Toutefois, la fortune cessa rapidement de sourire aux Jacobins, qui commencèrent à imploser en 1794 : après y avoir envoyé Hébert (trop radical) et Georges Danton (trop tolérant), Robespierre et son acolyte Saint Just les suivirent sur l’échafaud. En 1795, la sanglante Terreur avait pris fin, et la réputation de Marat ne fut plus celle d’un Dieu de l’Olympe.

 

 

Le 13 janvier 1795, Havre-Marat devint simplement le Havre. Le mois suivant, le cercueil de Marat fut retiré du Panthéon et enterré dans le cimetière de Saint-Étienne-du-Mont. Les bustes et autres sculptures des églises de la capitale furent détruits. En 1860, Baudry, un autre peintre français, revisita le thème du tableau de David. Mais cette fois, Charlotte Corday était le centre de tous les regards et devenait, implicitement, l’héroïne de l’événement. L’histoire de Marat eut un épilogue pour le moins curieux. Après la mort du révolutionnaire, la baignoire dans laquelle il avait été assassiné disparut. En 1885, un journaliste la retrouva, et son propriétaire (un modeste curé qui espérait que la vente de cet objet rapporte de l’argent à sa paroisse) l’offrit au Musée Carnavalet à Paris.

 

Le directeur du musée déclina l’offre au vu du prix proposé et de la provenance douteuse de l’objet.
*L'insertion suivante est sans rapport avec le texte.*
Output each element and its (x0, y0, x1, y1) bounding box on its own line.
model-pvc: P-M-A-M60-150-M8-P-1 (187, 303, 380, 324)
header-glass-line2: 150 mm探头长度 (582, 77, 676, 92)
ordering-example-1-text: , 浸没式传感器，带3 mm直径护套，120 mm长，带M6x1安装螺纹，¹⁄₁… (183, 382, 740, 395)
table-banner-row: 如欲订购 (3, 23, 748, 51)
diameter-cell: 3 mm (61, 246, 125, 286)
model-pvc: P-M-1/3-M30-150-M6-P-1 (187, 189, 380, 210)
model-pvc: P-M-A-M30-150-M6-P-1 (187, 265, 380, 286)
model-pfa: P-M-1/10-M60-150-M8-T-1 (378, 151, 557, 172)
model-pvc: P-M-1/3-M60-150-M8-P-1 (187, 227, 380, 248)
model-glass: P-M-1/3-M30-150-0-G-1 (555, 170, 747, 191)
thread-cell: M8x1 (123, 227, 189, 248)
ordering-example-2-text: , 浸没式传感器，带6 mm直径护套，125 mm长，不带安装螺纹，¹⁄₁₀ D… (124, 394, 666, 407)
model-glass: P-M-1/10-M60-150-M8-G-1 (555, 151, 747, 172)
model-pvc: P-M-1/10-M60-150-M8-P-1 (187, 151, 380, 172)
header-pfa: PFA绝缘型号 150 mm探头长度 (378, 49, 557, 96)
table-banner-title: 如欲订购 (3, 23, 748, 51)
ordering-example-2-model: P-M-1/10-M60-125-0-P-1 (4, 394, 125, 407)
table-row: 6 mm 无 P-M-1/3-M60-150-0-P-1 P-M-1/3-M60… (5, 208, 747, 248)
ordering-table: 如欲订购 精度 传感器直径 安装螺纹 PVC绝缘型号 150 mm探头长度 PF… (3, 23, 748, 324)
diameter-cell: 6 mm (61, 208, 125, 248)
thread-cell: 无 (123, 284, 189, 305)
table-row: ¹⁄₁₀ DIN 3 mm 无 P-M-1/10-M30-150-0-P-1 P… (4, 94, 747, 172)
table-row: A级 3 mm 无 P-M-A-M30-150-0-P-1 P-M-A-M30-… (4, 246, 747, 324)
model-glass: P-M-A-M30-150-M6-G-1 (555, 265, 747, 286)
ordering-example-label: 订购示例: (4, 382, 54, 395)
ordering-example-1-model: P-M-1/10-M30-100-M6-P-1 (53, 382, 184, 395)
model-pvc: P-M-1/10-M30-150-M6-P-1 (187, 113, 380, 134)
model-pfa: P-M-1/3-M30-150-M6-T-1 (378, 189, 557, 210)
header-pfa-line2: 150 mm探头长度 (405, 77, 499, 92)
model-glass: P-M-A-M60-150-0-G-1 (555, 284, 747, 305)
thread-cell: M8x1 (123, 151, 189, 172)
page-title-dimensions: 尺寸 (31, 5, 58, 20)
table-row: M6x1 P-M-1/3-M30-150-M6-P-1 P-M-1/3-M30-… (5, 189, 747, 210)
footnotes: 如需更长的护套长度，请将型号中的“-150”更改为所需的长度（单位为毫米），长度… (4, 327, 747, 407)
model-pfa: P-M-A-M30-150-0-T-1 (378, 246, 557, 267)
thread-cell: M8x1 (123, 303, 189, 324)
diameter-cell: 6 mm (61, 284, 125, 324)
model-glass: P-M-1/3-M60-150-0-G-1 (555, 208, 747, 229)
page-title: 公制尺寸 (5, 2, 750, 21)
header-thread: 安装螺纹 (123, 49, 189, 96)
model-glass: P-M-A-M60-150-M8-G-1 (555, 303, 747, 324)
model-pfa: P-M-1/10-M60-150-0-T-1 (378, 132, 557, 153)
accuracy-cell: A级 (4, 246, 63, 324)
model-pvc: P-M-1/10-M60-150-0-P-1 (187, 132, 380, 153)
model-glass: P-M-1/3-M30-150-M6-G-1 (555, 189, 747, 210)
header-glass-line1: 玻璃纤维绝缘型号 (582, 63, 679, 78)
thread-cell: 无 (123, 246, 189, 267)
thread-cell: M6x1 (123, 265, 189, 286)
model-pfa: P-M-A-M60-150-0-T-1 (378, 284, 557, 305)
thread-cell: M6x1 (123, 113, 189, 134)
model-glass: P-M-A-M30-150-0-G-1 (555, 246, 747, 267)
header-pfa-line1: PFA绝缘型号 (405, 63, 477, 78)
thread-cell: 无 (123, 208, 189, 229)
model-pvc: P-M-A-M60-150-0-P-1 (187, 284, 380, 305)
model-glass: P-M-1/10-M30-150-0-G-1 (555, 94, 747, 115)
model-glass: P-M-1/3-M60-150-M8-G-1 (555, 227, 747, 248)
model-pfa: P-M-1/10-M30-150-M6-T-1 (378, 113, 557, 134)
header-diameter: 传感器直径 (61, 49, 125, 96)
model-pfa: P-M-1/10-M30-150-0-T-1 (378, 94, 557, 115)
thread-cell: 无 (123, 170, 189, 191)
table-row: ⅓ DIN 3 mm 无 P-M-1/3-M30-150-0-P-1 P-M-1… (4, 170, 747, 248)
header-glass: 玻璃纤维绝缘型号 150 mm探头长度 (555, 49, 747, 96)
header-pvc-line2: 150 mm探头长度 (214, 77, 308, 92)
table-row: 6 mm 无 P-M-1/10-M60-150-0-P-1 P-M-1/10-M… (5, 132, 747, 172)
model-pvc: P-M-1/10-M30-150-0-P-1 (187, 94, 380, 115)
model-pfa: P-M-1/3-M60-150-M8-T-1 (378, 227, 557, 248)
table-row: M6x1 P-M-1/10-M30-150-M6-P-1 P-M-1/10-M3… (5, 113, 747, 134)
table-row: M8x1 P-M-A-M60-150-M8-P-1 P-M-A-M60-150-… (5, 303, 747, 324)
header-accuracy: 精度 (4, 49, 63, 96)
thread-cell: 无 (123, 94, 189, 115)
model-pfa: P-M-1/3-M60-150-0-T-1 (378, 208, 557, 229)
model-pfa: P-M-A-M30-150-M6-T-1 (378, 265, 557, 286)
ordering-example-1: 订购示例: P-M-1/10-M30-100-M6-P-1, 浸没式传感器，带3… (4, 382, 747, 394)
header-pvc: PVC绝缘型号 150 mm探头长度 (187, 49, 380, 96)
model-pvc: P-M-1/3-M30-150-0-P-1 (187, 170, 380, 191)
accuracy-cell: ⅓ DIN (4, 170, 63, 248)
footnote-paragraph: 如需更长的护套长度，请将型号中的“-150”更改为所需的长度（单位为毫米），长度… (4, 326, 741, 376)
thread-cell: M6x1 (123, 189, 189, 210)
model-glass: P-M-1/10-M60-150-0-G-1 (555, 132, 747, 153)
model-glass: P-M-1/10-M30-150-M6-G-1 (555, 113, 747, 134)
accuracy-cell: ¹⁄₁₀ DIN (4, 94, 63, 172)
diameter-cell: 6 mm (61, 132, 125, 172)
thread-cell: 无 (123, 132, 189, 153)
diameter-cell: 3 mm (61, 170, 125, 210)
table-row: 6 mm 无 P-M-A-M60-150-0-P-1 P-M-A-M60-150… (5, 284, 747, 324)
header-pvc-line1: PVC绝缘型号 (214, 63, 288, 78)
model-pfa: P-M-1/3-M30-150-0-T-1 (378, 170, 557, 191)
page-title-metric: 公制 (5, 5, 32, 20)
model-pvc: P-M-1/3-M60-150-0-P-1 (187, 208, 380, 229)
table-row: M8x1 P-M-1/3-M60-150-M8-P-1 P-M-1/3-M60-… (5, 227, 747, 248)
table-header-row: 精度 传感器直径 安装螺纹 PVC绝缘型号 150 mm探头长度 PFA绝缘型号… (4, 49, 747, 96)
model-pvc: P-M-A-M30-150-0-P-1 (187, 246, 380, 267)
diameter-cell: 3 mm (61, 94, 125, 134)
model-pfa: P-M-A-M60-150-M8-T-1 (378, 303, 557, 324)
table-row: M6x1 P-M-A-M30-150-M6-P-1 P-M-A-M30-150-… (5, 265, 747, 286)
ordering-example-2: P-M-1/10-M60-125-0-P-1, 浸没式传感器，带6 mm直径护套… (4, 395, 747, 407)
Toutefois, après avoir rejeté les offres du musée de cire de Madame Tussaud et de l’homme de cirque Phineas Barnum, le curé vendit la baignoire au Musée Grévin pour la somme de 5000 francs.
Elle y est toujours aujourd’hui.

 

 

Marat en quelques dates

1743: naissance à Boudry, en Suisse
1770-1777: médecin à Londres, et auteur d’essais médicaux et philosophiques
1777-1786: médecin en France auprès du comte d’Artois. Il continue à publier
1789: lancement du journal radical L’Ami du peuple
1790: pendant la Révolution française, il se cache après avoir défendu des actions politiques violentes dans ses publications
1792: élection à la Convention de la Révolution en tant que député de Paris. Il devient un Montagnard radical, se battant pour le pouvoir avec les Girondins
9 avril 1793: Marat est jugé et acquitté. Il laisse les Girondins pris de vitesse
13 juillet 1793: assassinat par Charlotte Corday.